Based on its discussion of federal precedent, it concluded that the new developments “do
not alter our analysis . . . and we hereby affirm the district court’s decision to dismiss for
lack of subject matter jurisdiction.” Id., 283 P.3d at 878.

[¶96] The majority’s suggestion that the decisions in Winer and Hinkle are
distinguishable because they relied on state law to the exclusion of federal precedent is
difficult to accept. Both relied upon federal precedent and state court decisions that

                                               38
applied federal precedent.5 That is no different than what the majority is attempting to do
here and is the same approach that we employed in Peterson.

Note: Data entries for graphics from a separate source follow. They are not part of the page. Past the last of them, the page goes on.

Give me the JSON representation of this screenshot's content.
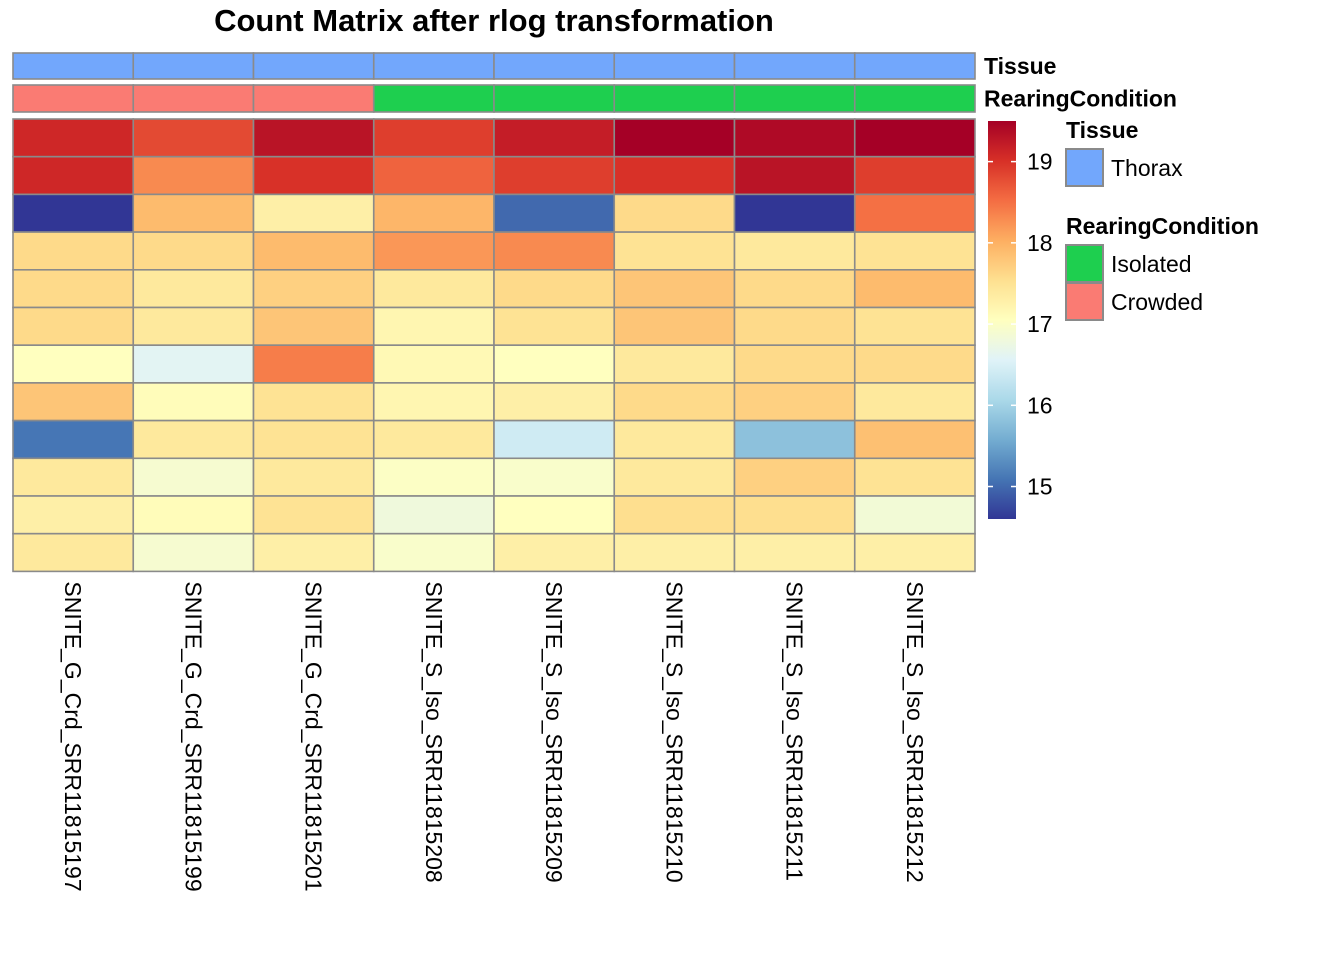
{
  "chart_data": {
    "type": "heatmap",
    "title": "Count Matrix after rlog transformation",
    "columns": [
      "SNITE_G_Crd_SRR11815197",
      "SNITE_G_Crd_SRR11815199",
      "SNITE_G_Crd_SRR11815201",
      "SNITE_S_Iso_SRR11815208",
      "SNITE_S_Iso_SRR11815209",
      "SNITE_S_Iso_SRR11815210",
      "SNITE_S_Iso_SRR11815211",
      "SNITE_S_Iso_SRR11815212"
    ],
    "values": [
      [
        19.1,
        18.8,
        19.3,
        18.9,
        19.2,
        19.5,
        19.4,
        19.5
      ],
      [
        19.1,
        18.3,
        19.0,
        18.6,
        18.9,
        19.0,
        19.3,
        18.9
      ],
      [
        14.6,
        17.9,
        17.3,
        17.95,
        15.0,
        17.6,
        14.6,
        18.5
      ],
      [
        17.6,
        17.6,
        17.9,
        18.2,
        18.3,
        17.5,
        17.4,
        17.5
      ],
      [
        17.6,
        17.4,
        17.7,
        17.4,
        17.6,
        17.8,
        17.6,
        17.9
      ],
      [
        17.6,
        17.4,
        17.8,
        17.2,
        17.5,
        17.8,
        17.6,
        17.5
      ],
      [
        17.05,
        16.6,
        18.4,
        17.15,
        17.05,
        17.4,
        17.6,
        17.6
      ],
      [
        17.8,
        17.1,
        17.5,
        17.2,
        17.3,
        17.6,
        17.7,
        17.4
      ],
      [
        15.1,
        17.4,
        17.5,
        17.4,
        16.4,
        17.4,
        15.8,
        17.85
      ],
      [
        17.4,
        16.9,
        17.4,
        17.0,
        16.95,
        17.4,
        17.7,
        17.5
      ],
      [
        17.3,
        17.1,
        17.5,
        16.8,
        17.05,
        17.55,
        17.55,
        16.85
      ],
      [
        17.4,
        16.9,
        17.3,
        16.95,
        17.3,
        17.3,
        17.3,
        17.3
      ]
    ],
    "color_scale": {
      "min": 14.6,
      "max": 19.5,
      "ticks": [
        15,
        16,
        17,
        18,
        19
      ],
      "colors": [
        "#313695",
        "#4575b4",
        "#74add1",
        "#abd9e9",
        "#e0f3f8",
        "#ffffbf",
        "#fee090",
        "#fdae61",
        "#f46d43",
        "#d73027",
        "#a50026"
      ]
    },
    "annotations": [
      {
        "name": "Tissue",
        "values": [
          "Thorax",
          "Thorax",
          "Thorax",
          "Thorax",
          "Thorax",
          "Thorax",
          "Thorax",
          "Thorax"
        ]
      },
      {
        "name": "RearingCondition",
        "values": [
          "Crowded",
          "Crowded",
          "Crowded",
          "Isolated",
          "Isolated",
          "Isolated",
          "Isolated",
          "Isolated"
        ]
      }
    ],
    "legends": [
      {
        "title": "Tissue",
        "entries": [
          {
            "label": "Thorax",
            "color": "#72a7fc"
          }
        ]
      },
      {
        "title": "RearingCondition",
        "entries": [
          {
            "label": "Isolated",
            "color": "#1ecf4f"
          },
          {
            "label": "Crowded",
            "color": "#fa7b73"
          }
        ]
      }
    ]
  }
}
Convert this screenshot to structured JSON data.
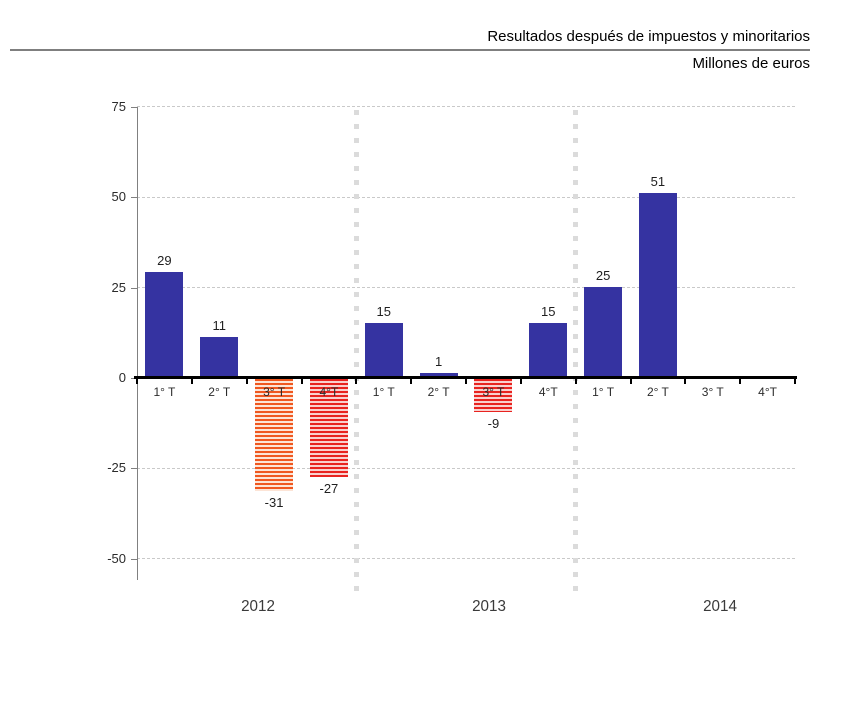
{
  "header": {
    "title": "Resultados después de impuestos y minoritarios",
    "subtitle": "Millones de euros"
  },
  "chart_data": {
    "type": "bar",
    "title": "Resultados después de impuestos y minoritarios",
    "ylabel": "Millones de euros",
    "ylim": [
      -50,
      75
    ],
    "yticks": [
      75,
      50,
      25,
      0,
      -25,
      -50
    ],
    "grid": "horizontal dashed gridlines every 25; dotted vertical separators between year groups",
    "legend": "none",
    "groups": [
      {
        "year": "2012",
        "quarters": [
          {
            "label": "1° T",
            "value": 29,
            "style": "solid-blue"
          },
          {
            "label": "2° T",
            "value": 11,
            "style": "solid-blue"
          },
          {
            "label": "3° T",
            "value": -31,
            "style": "striped-orange"
          },
          {
            "label": "4°T",
            "value": -27,
            "style": "striped-red"
          }
        ]
      },
      {
        "year": "2013",
        "quarters": [
          {
            "label": "1° T",
            "value": 15,
            "style": "solid-blue"
          },
          {
            "label": "2° T",
            "value": 1,
            "style": "solid-blue"
          },
          {
            "label": "3° T",
            "value": -9,
            "style": "striped-red"
          },
          {
            "label": "4°T",
            "value": 15,
            "style": "solid-blue"
          }
        ]
      },
      {
        "year": "2014",
        "quarters": [
          {
            "label": "1° T",
            "value": null,
            "style": "solid-blue"
          },
          {
            "label": "2° T",
            "value": null,
            "style": "solid-blue"
          },
          {
            "label": "3° T",
            "value": null,
            "style": "none"
          },
          {
            "label": "4°T",
            "value": null,
            "style": "none"
          }
        ]
      }
    ],
    "values_2014": {
      "1T": 25,
      "2T": 51
    },
    "colors": {
      "positive_bar": "#3533a1",
      "negative_bar_orange": "#f0571f",
      "negative_bar_red": "#e8231f",
      "gridline": "#c9c9c9",
      "year_separator": "#dbdbdb",
      "axis": "#000000",
      "text": "#2b2b2b"
    }
  }
}
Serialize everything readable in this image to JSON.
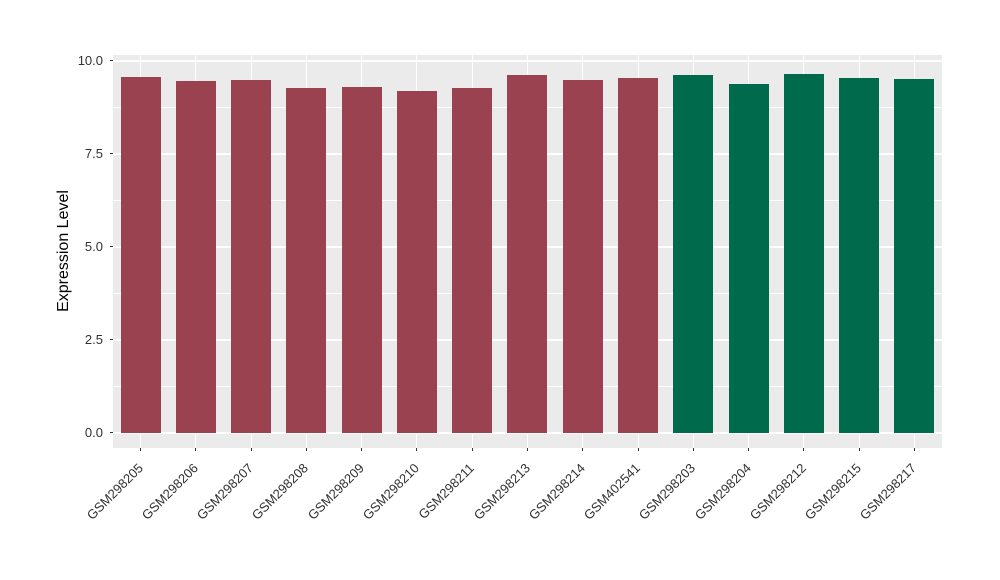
{
  "chart_data": {
    "type": "bar",
    "title": "",
    "xlabel": "",
    "ylabel": "Expression Level",
    "ylim": [
      0,
      10
    ],
    "grid": true,
    "legend": "none",
    "panel_bg": "#EBEBEB",
    "grid_color": "#FFFFFF",
    "yticks": {
      "values": [
        0,
        2.5,
        5,
        7.5,
        10
      ],
      "labels": [
        "0.0",
        "2.5",
        "5.0",
        "7.5",
        "10.0"
      ]
    },
    "minor_tick_values": [
      1.25,
      3.75,
      6.25,
      8.75
    ],
    "categories": [
      "GSM298205",
      "GSM298206",
      "GSM298207",
      "GSM298208",
      "GSM298209",
      "GSM298210",
      "GSM298211",
      "GSM298213",
      "GSM298214",
      "GSM402541",
      "GSM298203",
      "GSM298204",
      "GSM298212",
      "GSM298215",
      "GSM298217"
    ],
    "values": [
      9.55,
      9.46,
      9.47,
      9.25,
      9.28,
      9.19,
      9.27,
      9.62,
      9.47,
      9.53,
      9.62,
      9.38,
      9.64,
      9.54,
      9.5
    ],
    "groups": [
      "A",
      "A",
      "A",
      "A",
      "A",
      "A",
      "A",
      "A",
      "A",
      "A",
      "B",
      "B",
      "B",
      "B",
      "B"
    ],
    "group_colors": {
      "A": "#9A4250",
      "B": "#006B4C"
    }
  }
}
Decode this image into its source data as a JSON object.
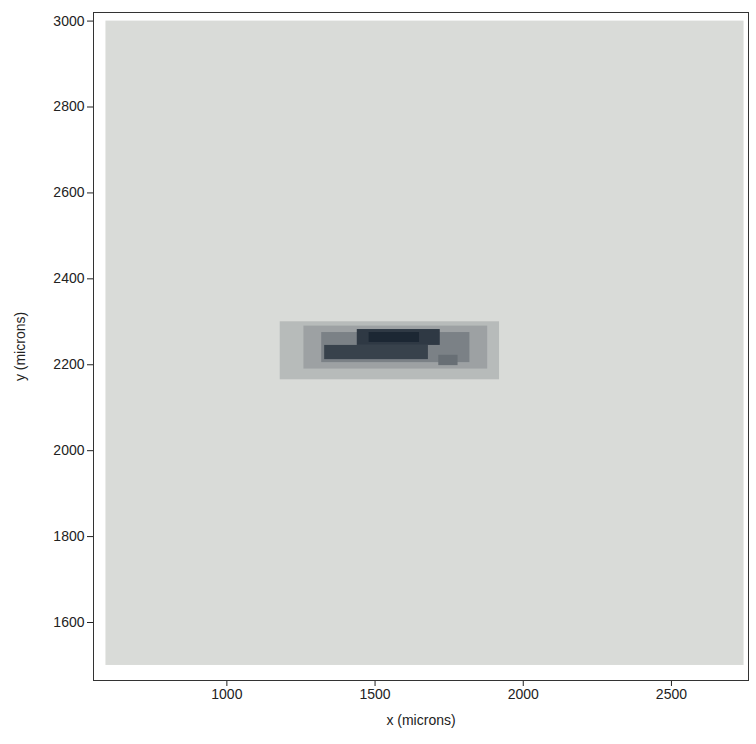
{
  "chart_data": {
    "type": "heatmap",
    "xlabel": "x (microns)",
    "ylabel": "y (microns)",
    "xlim": [
      550,
      2760
    ],
    "ylim": [
      1465,
      3020
    ],
    "xticks": [
      1000,
      1500,
      2000,
      2500
    ],
    "yticks": [
      1600,
      1800,
      2000,
      2200,
      2400,
      2600,
      2800,
      3000
    ],
    "value_range": [
      0,
      1
    ],
    "cells": [
      [
        592,
        2745,
        1500,
        3000,
        0
      ],
      [
        1180,
        1920,
        2165,
        2300,
        0.18
      ],
      [
        1260,
        1880,
        2190,
        2290,
        0.32
      ],
      [
        1320,
        1820,
        2205,
        2275,
        0.5
      ],
      [
        1330,
        1680,
        2212,
        2245,
        0.85
      ],
      [
        1440,
        1720,
        2245,
        2282,
        0.9
      ],
      [
        1480,
        1650,
        2252,
        2275,
        1
      ],
      [
        1715,
        1780,
        2198,
        2222,
        0.6
      ]
    ]
  }
}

[¶97] In conclusion, I would again emphasize that this case involves a claim against
tribal member defendants arising from an accident that occurred within the boundaries of
a reservation. In determining whether the state court has subject matter jurisdiction, we
must apply federal law. Under Supreme Court precedent, the tribal status of the non-
consenting party, the defendant, is the “primary jurisdictional fact.” In this case, both
defendants are tribal members. I find no support in applicable federal or state precedent
for the majority’s conclusion that tribal status of the defendant is irrelevant to a proper
jurisdictional analysis. In order to reach that conclusion, the majority extends Strate far
beyond the express limitations of that decision. In Strate, both parties were
“nonmembers” and the highway was deemed “non-Indian fee land” only for “non-
member governance purposes.” I would reaffirm and follow our decision in Peterson and
apply the United States Supreme Court’s decision in Williams. I would hold that the
district court lacks subject matter jurisdiction.

5
   See also Routh v. Miller, 2007 Mont. Dist. LEXIS 510, ¶ 12 (Mont. Dist. Ct. 2007) (a personal injury action
brought by a non-Indian plaintiff against an enrolled member of a tribe and her non-Indian husband arising out of
activities occurring on trust land). The court distinguished Montana and Strate, and applied the Williams
infringement test to conclude that the state court lacked jurisdiction. Id., ¶ 14.